Violence Debate Still Fixated on Knee-Jerk Issues

Two days from the 10th anniversary of Columbine, Salon's David Sirota writes that "our national discussion about violence hasn't yet matured past gun control and video games."

Ten years after the tragedy, Sirota says the United States' debate on violence remains rooted in easy scapegoats because the country as a whole doesn't want to take a closer look at why it is so conditioned to violence.

After each tragedy, it's the same thing. Liberals want us to wonder why gun laws let anyone access deadly weapons. Conservatives insist we question why video games supposedly turn down-to-earth kids into murderers. These queries satiate two desires. In a country that ascribes hubristic "exceptionalism" to itself and berates self-analysis as "hating America," we seek absolution via scapegoat, and so we upbraid boogeymen like firearms and Xboxes.

Among the more likely culprits, Sirota writes:

• A "winner-take-all economy." When it "tortures society, should we be shocked that a few lunatics go over the edge?" He cites reports of increasing domestic violence and extremist activity since the economic collapse of last year.

• U.S. militarism and a media culture that enables, glorifies or otherwise sanctions it.

His politics are very well left, so if you don't care for that, it may just piss you off. But the fundamental point he makes seems reasonable and apolitical to me.
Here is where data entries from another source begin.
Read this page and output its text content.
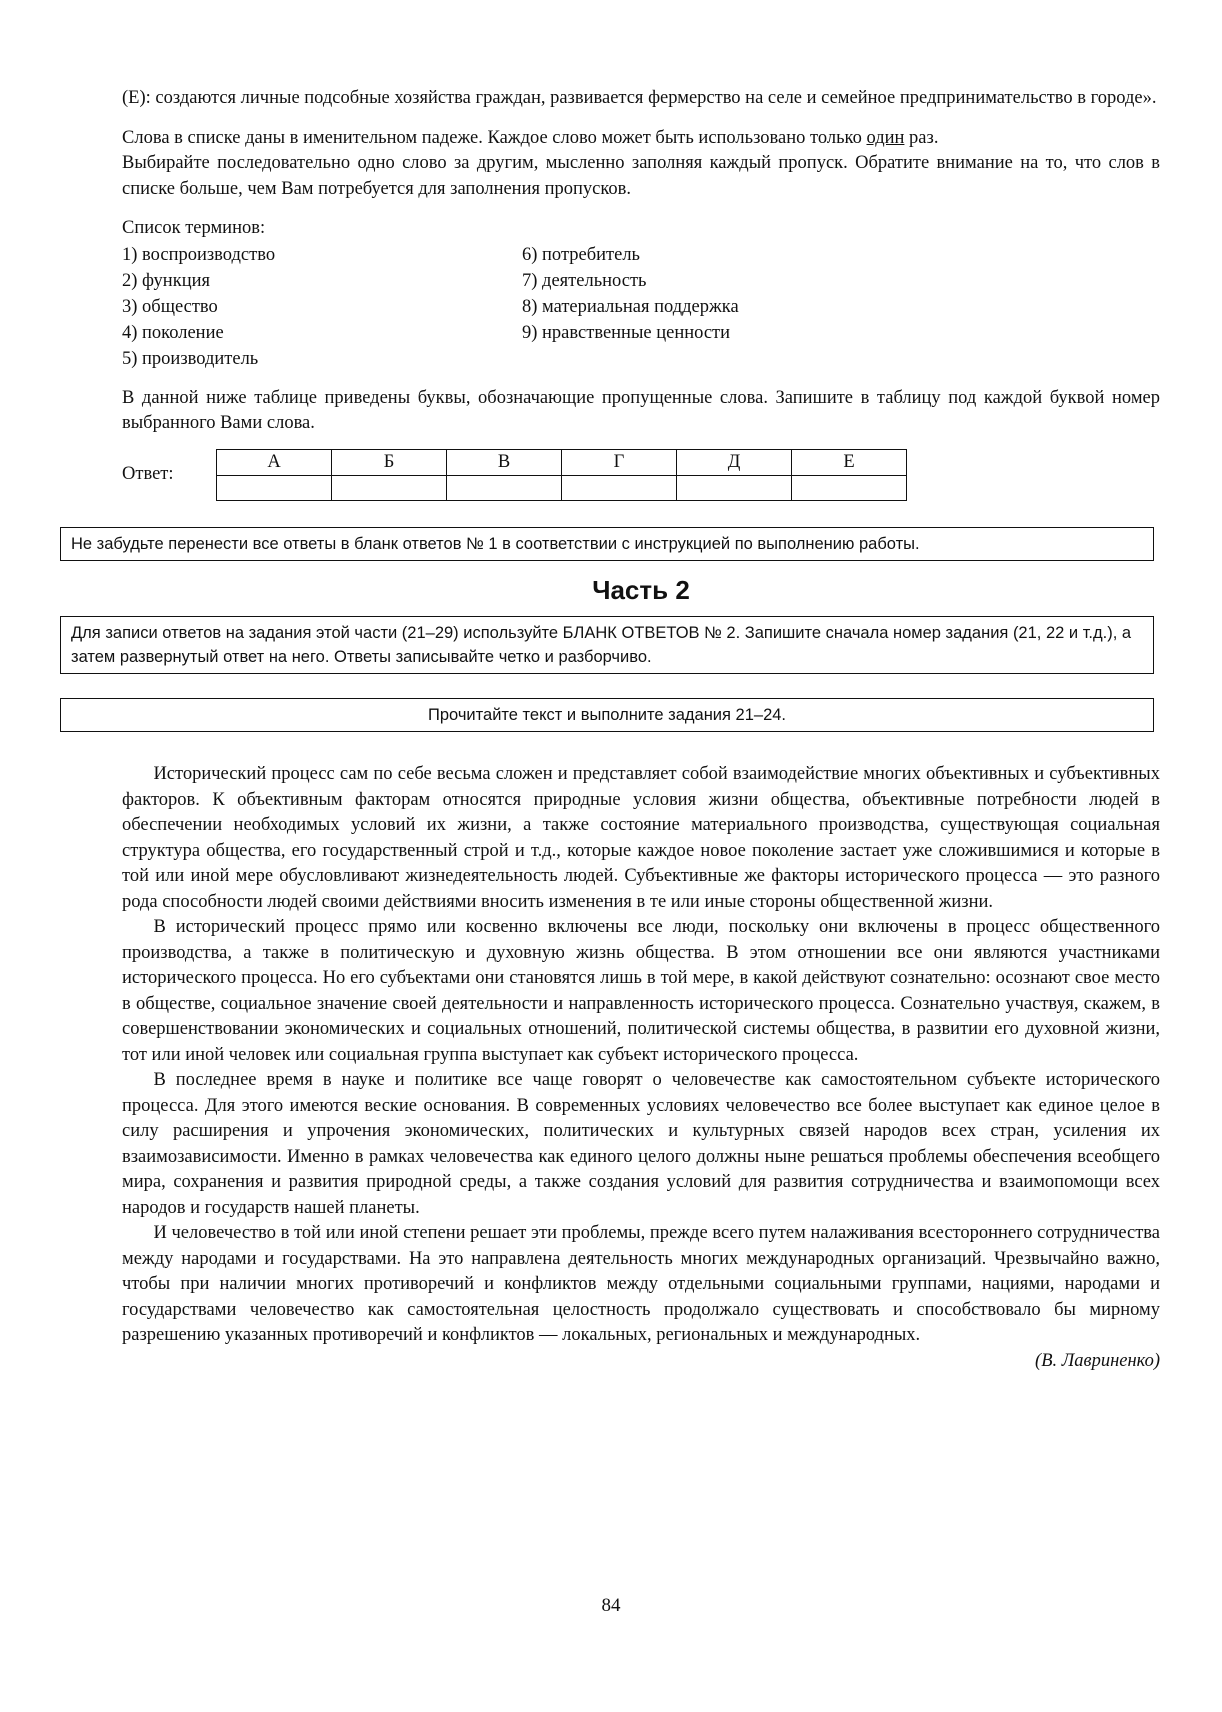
(Е): создаются личные подсобные хозяйства граждан, развивается фермерство на селе и семейное предпринимательство в городе».

Слова в списке даны в именительном падеже. Каждое слово может быть использовано только один раз.

Выбирайте последовательно одно слово за другим, мысленно заполняя каждый пропуск. Обратите внимание на то, что слов в списке больше, чем Вам потребуется для заполнения пропусков.

Список терминов:
1) воспроизводство	6) потребитель
2) функция	7) деятельность
3) общество	8) материальная поддержка
4) поколение	9) нравственные ценности
5) производитель

В данной ниже таблице приведены буквы, обозначающие пропущенные слова. Запишите в таблицу под каждой буквой номер выбранного Вами слова.

Ответ:
А	Б	В	Г	Д	Е

Не забудьте перенести все ответы в бланк ответов № 1 в соответствии с инструкцией по выполнению работы.
Часть 2
Для записи ответов на задания этой части (21–29) используйте БЛАНК ОТВЕТОВ № 2. Запишите сначала номер задания (21, 22 и т.д.), а затем развернутый ответ на него. Ответы записывайте четко и разборчиво.
Прочитайте текст и выполните задания 21–24.

Исторический процесс сам по себе весьма сложен и представляет собой взаимодействие многих объективных и субъективных факторов. К объективным факторам относятся природные условия жизни общества, объективные потребности людей в обеспечении необходимых условий их жизни, а также состояние материального производства, существующая социальная структура общества, его государственный строй и т.д., которые каждое новое поколение застает уже сложившимися и которые в той или иной мере обусловливают жизнедеятельность людей. Субъективные же факторы исторического процесса — это разного рода способности людей своими действиями вносить изменения в те или иные стороны общественной жизни.

В исторический процесс прямо или косвенно включены все люди, поскольку они включены в процесс общественного производства, а также в политическую и духовную жизнь общества. В этом отношении все они являются участниками исторического процесса. Но его субъектами они становятся лишь в той мере, в какой действуют сознательно: осознают свое место в обществе, социальное значение своей деятельности и направленность исторического процесса. Сознательно участвуя, скажем, в совершенствовании экономических и социальных отношений, политической системы общества, в развитии его духовной жизни, тот или иной человек или социальная группа выступает как субъект исторического процесса.

В последнее время в науке и политике все чаще говорят о человечестве как самостоятельном субъекте исторического процесса. Для этого имеются веские основания. В современных условиях человечество все более выступает как единое целое в силу расширения и упрочения экономических, политических и культурных связей народов всех стран, усиления их взаимозависимости. Именно в рамках человечества как единого целого должны ныне решаться проблемы обеспечения всеобщего мира, сохранения и развития природной среды, а также создания условий для развития сотрудничества и взаимопомощи всех народов и государств нашей планеты.

И человечество в той или иной степени решает эти проблемы, прежде всего путем налаживания всестороннего сотрудничества между народами и государствами. На это направлена деятельность многих международных организаций. Чрезвычайно важно, чтобы при наличии многих противоречий и конфликтов между отдельными социальными группами, нациями, народами и государствами человечество как самостоятельная целостность продолжало существовать и способствовало бы мирному разрешению указанных противоречий и конфликтов — локальных, региональных и международных.

(В. Лавриненко)
84
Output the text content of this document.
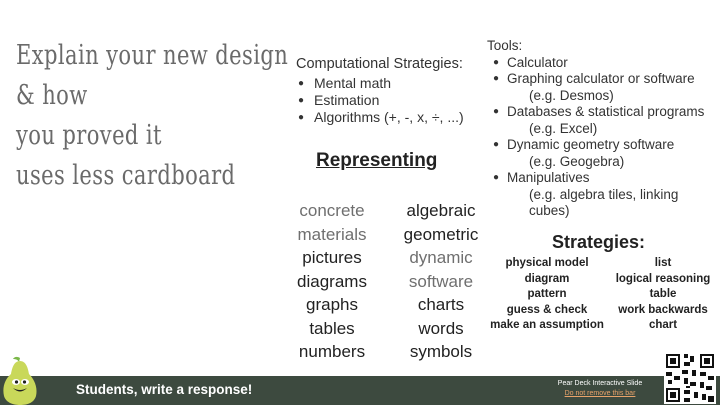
Explain your new design
& how
you proved it
uses less cardboard
Computational Strategies:
● Mental math
● Estimation
● Algorithms (+, -, x, ÷, ...)
Tools:
● Calculator
● Graphing calculator or software
(e.g. Desmos)
● Databases & statistical programs
(e.g. Excel)
● Dynamic geometry software
(e.g. Geogebra)
● Manipulatives
(e.g. algebra tiles, linking cubes)
Representing
concrete
materials
pictures
diagrams
graphs
tables
numbers
algebraic
geometric
dynamic
software
charts
words
symbols
Strategies:
physical model
diagram
pattern
guess & check
make an assumption
list
logical reasoning
table
work backwards
chart
Students, write a response!	Pear Deck Interactive Slide
Do not remove this bar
Games and guns are sort of pretend-cultural arguments about violence in America. No one is asking why we're dispositioned to carry it out in the first place. We're just looking at means or inspirations.

He says: "Ultimately, shouldn't we expect the deep alienation that may lead the occasional troubled kid to turn video-game fantasies into real-world terror?" That's reasonable. The game's not even a proximate cause of all this. If someone's life is so dysfunctional they spend hours in front of a screen divorced from reality, the last thing we should look at is what's on the screen.
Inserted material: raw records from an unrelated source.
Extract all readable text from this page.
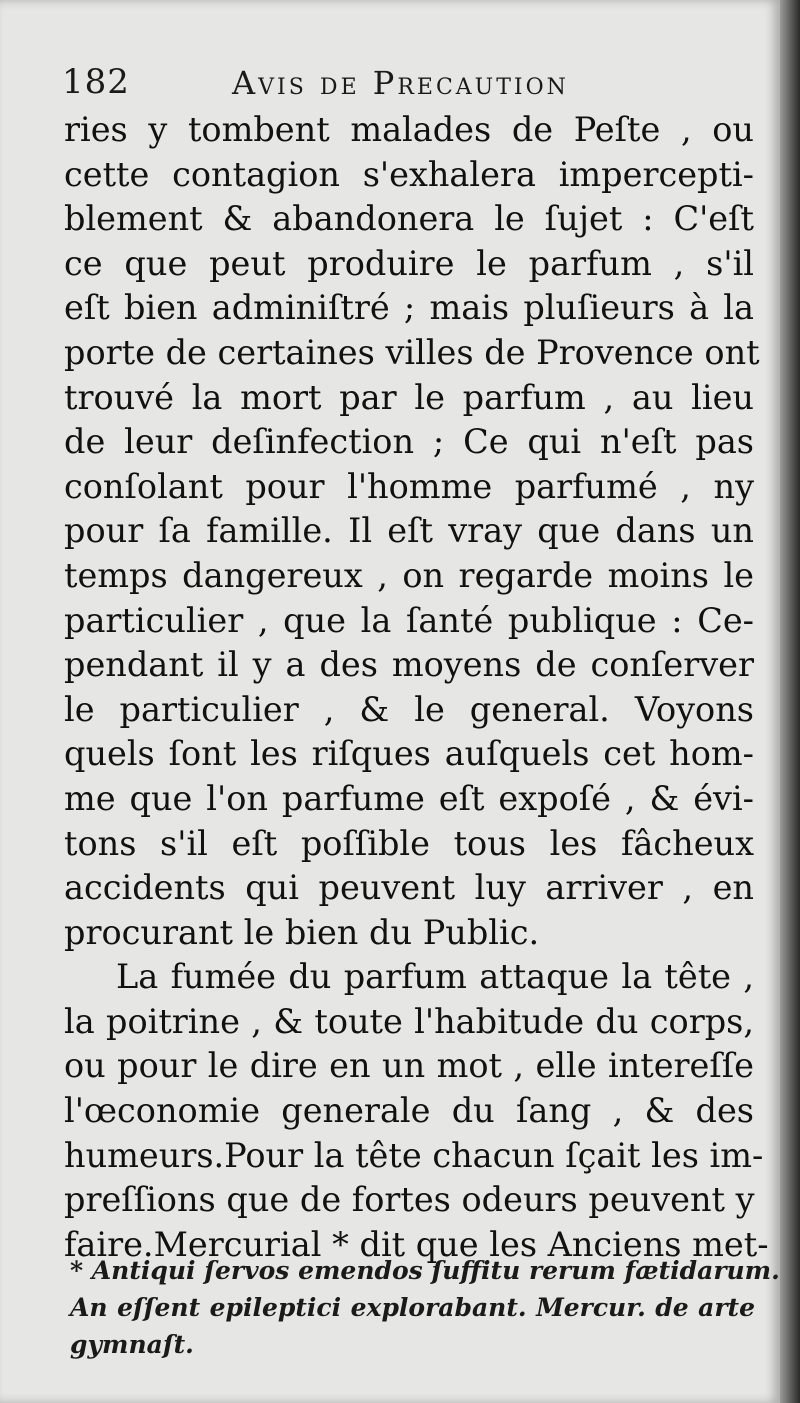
182	Avis de Precaution
ries y tombent malades de Peſte , ou
cette contagion s'exhalera impercepti-
blement & abandonera le ſujet : C'eſt
ce que peut produire le parfum , s'il
eſt bien adminiſtré ; mais pluſieurs à la
porte de certaines villes de Provence ont
trouvé la mort par le parfum , au lieu
de leur deſinfection ; Ce qui n'eſt pas
conſolant pour l'homme parfumé , ny
pour ſa famille. Il eſt vray que dans un
temps dangereux , on regarde moins le
particulier , que la ſanté publique : Ce-
pendant il y a des moyens de conſerver
le particulier , & le general. Voyons
quels ſont les riſques auſquels cet hom-
me que l'on parfume eſt expoſé , & évi-
tons s'il eſt poſſible tous les fâcheux
accidents qui peuvent luy arriver , en
procurant le bien du Public.
La fumée du parfum attaque la tête ,
la poitrine , & toute l'habitude du corps,
ou pour le dire en un mot , elle intereſſe
l'œconomie generale du ſang , & des
humeurs.Pour la tête chacun ſçait les im-
preſſions que de fortes odeurs peuvent y
faire.Mercurial * dit que les Anciens met-
* Antiqui ſervos emendos ſuffitu rerum fætidarum.
An eſſent epileptici explorabant. Mercur. de arte
gymnaſt.
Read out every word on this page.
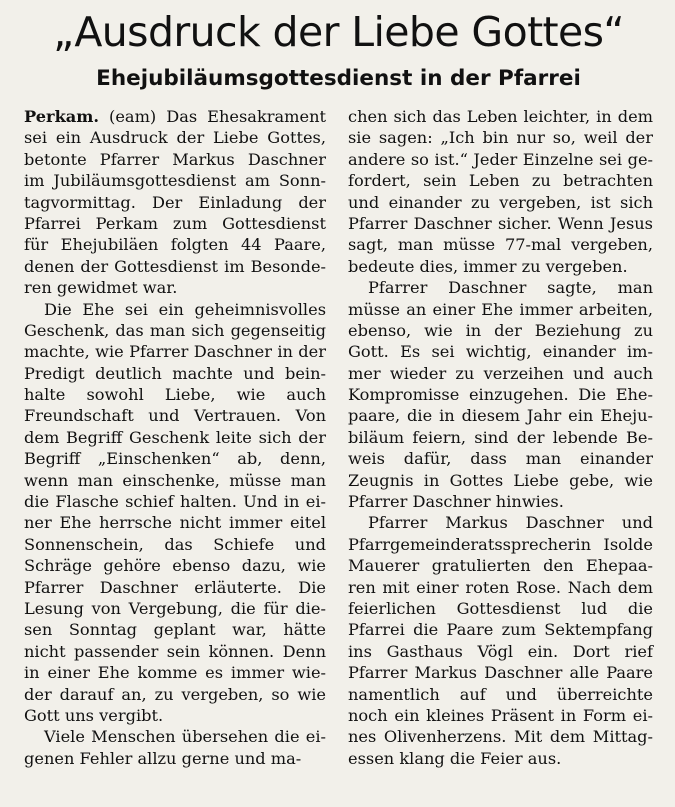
„Ausdruck der Liebe Gottes“
Ehejubiläumsgottesdienst in der Pfarrei

Perkam. (eam) Das Ehesakrament
sei ein Ausdruck der Liebe Gottes,
betonte Pfarrer Markus Daschner
im Jubiläumsgottesdienst am Sonn-
tagvormittag. Der Einladung der
Pfarrei Perkam zum Gottesdienst
für Ehejubiläen folgten 44 Paare,
denen der Gottesdienst im Besonde-
ren gewidmet war.

Die Ehe sei ein geheimnisvolles
Geschenk, das man sich gegenseitig
machte, wie Pfarrer Daschner in der
Predigt deutlich machte und bein-
halte sowohl Liebe, wie auch
Freundschaft und Vertrauen. Von
dem Begriff Geschenk leite sich der
Begriff „Einschenken“ ab, denn,
wenn man einschenke, müsse man
die Flasche schief halten. Und in ei-
ner Ehe herrsche nicht immer eitel
Sonnenschein, das Schiefe und
Schräge gehöre ebenso dazu, wie
Pfarrer Daschner erläuterte. Die
Lesung von Vergebung, die für die-
sen Sonntag geplant war, hätte
nicht passender sein können. Denn
in einer Ehe komme es immer wie-
der darauf an, zu vergeben, so wie
Gott uns vergibt.

Viele Menschen übersehen die ei-
genen Fehler allzu gerne und ma-

chen sich das Leben leichter, in dem
sie sagen: „Ich bin nur so, weil der
andere so ist.“ Jeder Einzelne sei ge-
fordert, sein Leben zu betrachten
und einander zu vergeben, ist sich
Pfarrer Daschner sicher. Wenn Jesus
sagt, man müsse 77-mal vergeben,
bedeute dies, immer zu vergeben.

Pfarrer Daschner sagte, man
müsse an einer Ehe immer arbeiten,
ebenso, wie in der Beziehung zu
Gott. Es sei wichtig, einander im-
mer wieder zu verzeihen und auch
Kompromisse einzugehen. Die Ehe-
paare, die in diesem Jahr ein Eheju-
biläum feiern, sind der lebende Be-
weis dafür, dass man einander
Zeugnis in Gottes Liebe gebe, wie
Pfarrer Daschner hinwies.

Pfarrer Markus Daschner und
Pfarrgemeinderatssprecherin Isolde
Mauerer gratulierten den Ehepaa-
ren mit einer roten Rose. Nach dem
feierlichen Gottesdienst lud die
Pfarrei die Paare zum Sektempfang
ins Gasthaus Vögl ein. Dort rief
Pfarrer Markus Daschner alle Paare
namentlich auf und überreichte
noch ein kleines Präsent in Form ei-
nes Olivenherzens. Mit dem Mittag-
essen klang die Feier aus.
Columbine Questions We Still Haven't Answered [Salon, thanks Kai]


Comments

    The argument Sirota makes initially, that any debates on violence in the United States shouldn't be filled with people using easy scapegoats, is sound.
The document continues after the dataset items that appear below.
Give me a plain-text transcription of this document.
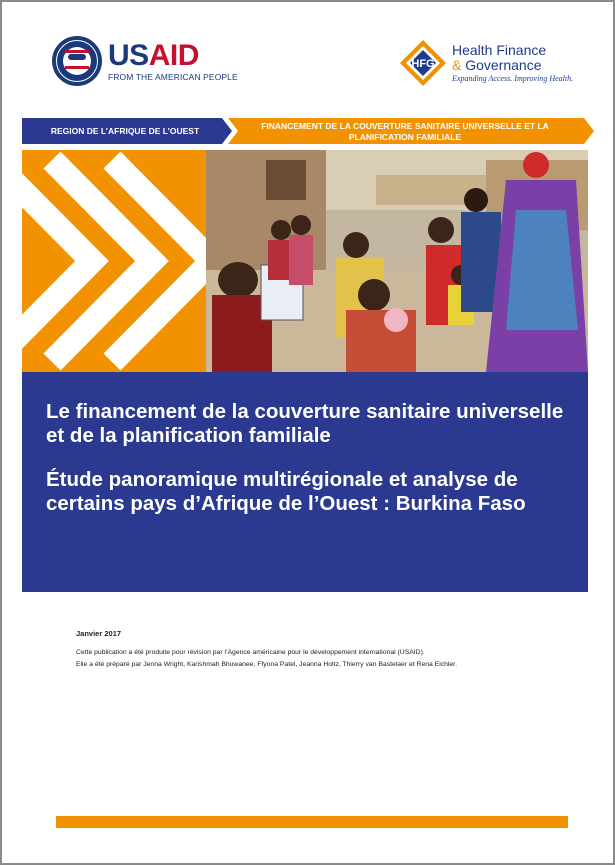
USAID
FROM THE AMERICAN PEOPLE
HFG
Health Finance
& Governance
Expanding Access. Improving Health.
REGION DE L’AFRIQUE DE L’OUEST	FINANCEMENT DE LA COUVERTURE SANITAIRE UNIVERSELLE ET LA PLANIFICATION FAMILIALE

Le financement de la couverture sanitaire universelle et de la planification familiale

Étude panoramique multirégionale et analyse de certains pays d’Afrique de l’Ouest : Burkina Faso

Janvier 2017

Cette publication a été produite pour révision par l’Agence américaine pour le développement international (USAID).

Elle a été préparé par Jenna Wright, Karishmah Bhuwanee, Ffyona Patel, Jeanna Holtz, Thierry van Bastelaer et Rena Eichler.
    The second argument he makes, i.e. "blame capitalism" (which he inaccurately calls a 'winner take all economy') and "blame veneration of the military," commits the EXACT SAME MISTAKE that his first argument accuses other arguments of making. He takes two easy scapegoats: classical liberal economics (i.e. free markets) and any media coverage of the military that doesn't say "we should spit on soldiers."

    In committing the error he accuses other people of committing, Sirota unravells his second argument.

    The idea that violence is a product of capitalism ignores the historical fact that the most peaceful contries on earth are those with classically liberal institutions. The more a country adopts individual rights (including the consequences of those rights with respect to economic interactions between individual human beings (i.e. a free market economy (and I mean REALLY free market, not the Keynesian-Corporatist crap that currently passes for free market))), the more it is peaceful.

    The US might have more violence within it than some other OECD contries, but it has much less than, say, Zimbabwe, Sudan or Myanmar.

    As for the veneration of the military, one can respect members of the armed services WITHOUT supporting the foreign policy of the government that makes the decisions to go to war. In the American system of government, it is an administration of politicians that declares war. The military simply carry out the politicians bidding. Its perfectly reasonable to respect individual members of the armed services whilst STILL disagreeing with the administration's foreign policy.

    I have friends that are members of US military. And they are not evil men and women. You can accuse them of being naive, I have done this myself on multiple occasions. But they are not intellectually dishonest. They usually have purely benevolent intentions, and yes, they may be a little naive, but they are not cruel and they do not relish in the subjugation of others.